Our fearless captains of industry were heroic enough to point out that “it is very hard to invest without having policy clarity and certainty”, which presumably includes the promised tens of billions of dollars of subsidies being rained down upon the wind industry. Seemingly lost on them though was the fact the CET would drive up electricity prices, that’s not surprising given the Finkel Review’s modelling report failed to include the cost of the subsidy in the electricity market outcomes, which of course was wildly inappropriate and again designed to deliberately mislead.

In light of all this it’s more than slightly annoying to be further misinformed by our intrepid policy crusaders that bipartisan support for the Finkel recommendations will lead to “timely and efficient investment that will lead to significantly improved outcomes from retail all the way through to business”. Since when does investment become efficient because it’s underwritten by defective carbon abatement policy?

More importantly, higher electricity prices and a further deterioration in reliability as expensive wind generation is forced into the grid are the antitheses of improved outcomes as far as business and consumers are concerned. To watch business leaders, so-called, blindly making the case for what is guaranteed to be Australia’s next major energy policy disaster made for a black day. In all honesty though, why would they care about getting it right?

Casually considering their incentives, it’s easier just to go along with what everyone else is telling you is the right thing to do, whether or not they know what they’re talking about, and let the shareholders wear the consequences along with energy users generally. After all, you’re just doing your job as narrowly conceived. It’s not leadership, but that’s an expensive commodity these days and very actively discouraged when it does manifest itself in the energy arena given the toxic nature of the wind industry.

The moral culpability is attenuated significantly by the fact it’s difficult to tell which is up in the policy debate these days because the quality of the public discussion is so degraded and misinformed. Nevertheless, by skipping out on the hard yards of informing themselves about what exactly constitutes sensible reform, business leaders bear a significant measure of the blame for Australia’s current policy torpor. The leadership of the major business lobby groups is woeful and the Boards of these organisations have allowed themselves to be cowed into submission by bullying politicians.

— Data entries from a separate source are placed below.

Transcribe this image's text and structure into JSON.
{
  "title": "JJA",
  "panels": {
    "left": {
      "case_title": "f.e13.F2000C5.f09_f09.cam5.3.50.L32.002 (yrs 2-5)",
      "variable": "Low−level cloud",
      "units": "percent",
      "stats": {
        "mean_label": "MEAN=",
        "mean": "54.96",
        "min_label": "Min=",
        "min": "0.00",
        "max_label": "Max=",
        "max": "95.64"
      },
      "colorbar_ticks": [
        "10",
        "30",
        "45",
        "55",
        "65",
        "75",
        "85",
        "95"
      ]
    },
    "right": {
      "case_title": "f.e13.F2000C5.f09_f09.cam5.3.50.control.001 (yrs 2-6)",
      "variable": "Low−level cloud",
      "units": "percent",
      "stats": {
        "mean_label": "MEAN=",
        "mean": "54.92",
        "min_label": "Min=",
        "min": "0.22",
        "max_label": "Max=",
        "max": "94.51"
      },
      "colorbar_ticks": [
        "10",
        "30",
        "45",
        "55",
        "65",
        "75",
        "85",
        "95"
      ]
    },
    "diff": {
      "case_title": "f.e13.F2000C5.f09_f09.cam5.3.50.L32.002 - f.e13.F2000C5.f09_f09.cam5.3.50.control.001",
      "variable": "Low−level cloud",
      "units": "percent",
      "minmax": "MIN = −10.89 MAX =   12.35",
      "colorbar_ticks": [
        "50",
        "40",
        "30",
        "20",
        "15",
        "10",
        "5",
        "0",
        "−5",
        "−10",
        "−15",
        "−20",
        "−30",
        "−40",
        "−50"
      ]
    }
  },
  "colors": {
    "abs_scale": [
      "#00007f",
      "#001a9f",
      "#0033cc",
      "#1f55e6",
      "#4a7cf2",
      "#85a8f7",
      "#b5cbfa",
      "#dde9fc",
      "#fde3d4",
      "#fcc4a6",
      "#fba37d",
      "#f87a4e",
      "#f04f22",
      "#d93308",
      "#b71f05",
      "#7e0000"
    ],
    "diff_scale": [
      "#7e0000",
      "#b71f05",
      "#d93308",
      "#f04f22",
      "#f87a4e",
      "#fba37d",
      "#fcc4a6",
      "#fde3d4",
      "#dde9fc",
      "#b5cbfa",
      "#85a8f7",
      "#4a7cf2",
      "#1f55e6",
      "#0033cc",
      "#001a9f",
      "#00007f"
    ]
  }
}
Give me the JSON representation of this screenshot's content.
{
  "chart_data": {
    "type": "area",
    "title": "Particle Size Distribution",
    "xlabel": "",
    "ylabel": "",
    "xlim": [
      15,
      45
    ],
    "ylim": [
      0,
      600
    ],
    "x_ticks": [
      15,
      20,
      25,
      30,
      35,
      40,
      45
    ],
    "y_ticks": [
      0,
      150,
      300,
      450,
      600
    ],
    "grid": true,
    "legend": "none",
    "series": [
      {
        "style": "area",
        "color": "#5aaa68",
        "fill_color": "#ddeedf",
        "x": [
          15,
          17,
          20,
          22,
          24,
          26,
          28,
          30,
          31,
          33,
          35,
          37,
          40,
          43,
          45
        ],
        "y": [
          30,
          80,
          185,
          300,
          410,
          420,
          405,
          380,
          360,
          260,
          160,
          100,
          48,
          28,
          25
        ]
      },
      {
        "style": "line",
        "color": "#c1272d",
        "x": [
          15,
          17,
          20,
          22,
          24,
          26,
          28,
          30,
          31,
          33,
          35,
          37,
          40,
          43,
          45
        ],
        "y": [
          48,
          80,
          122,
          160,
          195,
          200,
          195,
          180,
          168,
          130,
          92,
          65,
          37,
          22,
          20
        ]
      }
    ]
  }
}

Australia’s managerial class are much like sheep being shepherded through an obstacle course. At the moment, instead of being met by an alert Kelpie, the flock is facing off instead against a rabid Rottweiler that hasn’t eaten for a week. It doesn’t matter how good the handler’s commands, those sheep are in for a rough time. Their custodian is governed by bloodlust rather than stewardship. If it were only a matter of leaving fools to their folly we could wash our hands of the matter. Unfortunately, it’s a problem for all of us given the costs of policy failures are passed on to consumers in higher prices and a steadily compromised standard of living.

Malcolm Roberts is a One Nation Senator for Queensland.